Called Hulu, the service, which is available for now by invitation only, carries content from NBC and Fox networks, as well as from Metro-Goldwyn-Mayer Studios, Sony Pictures Television, and more than 15 cable networks, including Bravo, E! Entertainment, FX, Sci Fi, and USA. Sony has licensed more than 40 TV shows to Hulu, and MGM is offering television shows and feature films.
Hulu is the result of a partnership between old media companies NBC Universal and News Corp. The joint venture also announced on Monday that it had closed a $100 million investment from private equity firm Providence Equity Partners. Hulu is led by chief executive Jason Kilar, formerly of Amazon.com.
Although Hulu has some big backers, it won't have content from some of the biggest entertainment companies, such as CBS, Viacom, and ABC, which is owned by Walt Disney. Each of the companies has its own strategy for bringing video to the Web. In addition, some shows on Hulu will also be available on NBC.com and Fox.com.

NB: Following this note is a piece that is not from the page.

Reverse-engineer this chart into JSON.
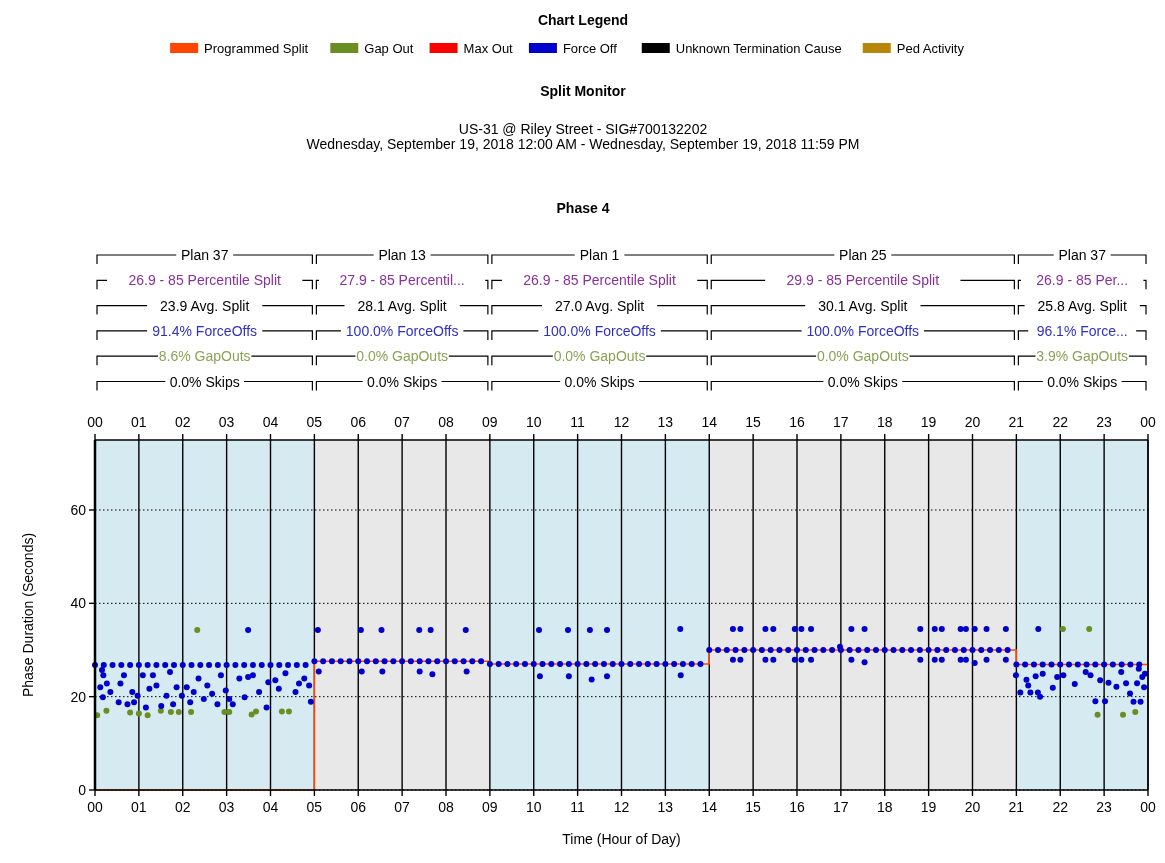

Besides delivering content on its own site, Hulu is also making content available through distribution partners, including AOL, Comcast's Fancast.com, MSN, MySpace, and Yahoo. Hulu users will also be able to embed video clips in their own Web sites.
Among the popular TV shows offered on Hulu are "24," "Battlestar Galactica," "The Office," "Scrubs," and "The Simpsons." Older movies are offered through the service, such as "Conan the Barbarian," "The Jerk," and "Sideways."
NBC and Fox announced in March that they would be launching their own video service, which they hoped would eventually carry shows and movies from all the major entertainment companies. While the new site could be seen as a challenger to YouTube, James McQuivey, analyst for Forrester Research, said Hulu is a bigger threat to Apple.
Where YouTube specializes in showing short clips submitted by its millions of users, Apple sells TV shows and movies, a model that Hulu undersells by offering ad-supported content at no charge. "We already know that ad-supported delivery is the way most people get content, and it's going to be the same on the Internet," McQuivey said. "Advertising drives most video, and the Internet won't be any different."
TV advertising today is worth about $70 billion a year, while DVD sales, which would be comparable to buying TV shows and movies over the Internet, is worth about $23 billion, according to Forrester.
In a high-profile falling out, Apple in August tossed NBC's lineup of new shows for the upcoming TV season off of iTunes, saying the two companies couldn't agree on pricing. NBC had wanted to double the wholesale price Apple pays for TV episodes.
While Apple iTunes has millions of customers as a result of the popularity of Apple's iPod media player, the company will have to compromise eventually with content providers. "Apple is going to have to figure out how to make friends with these guys," McQuivey said. "If they don't have the content, then they can't make money."
Cable companies could also eventually feel the competition from Hulu, since they also make money showing full-length shows, McQuivey said.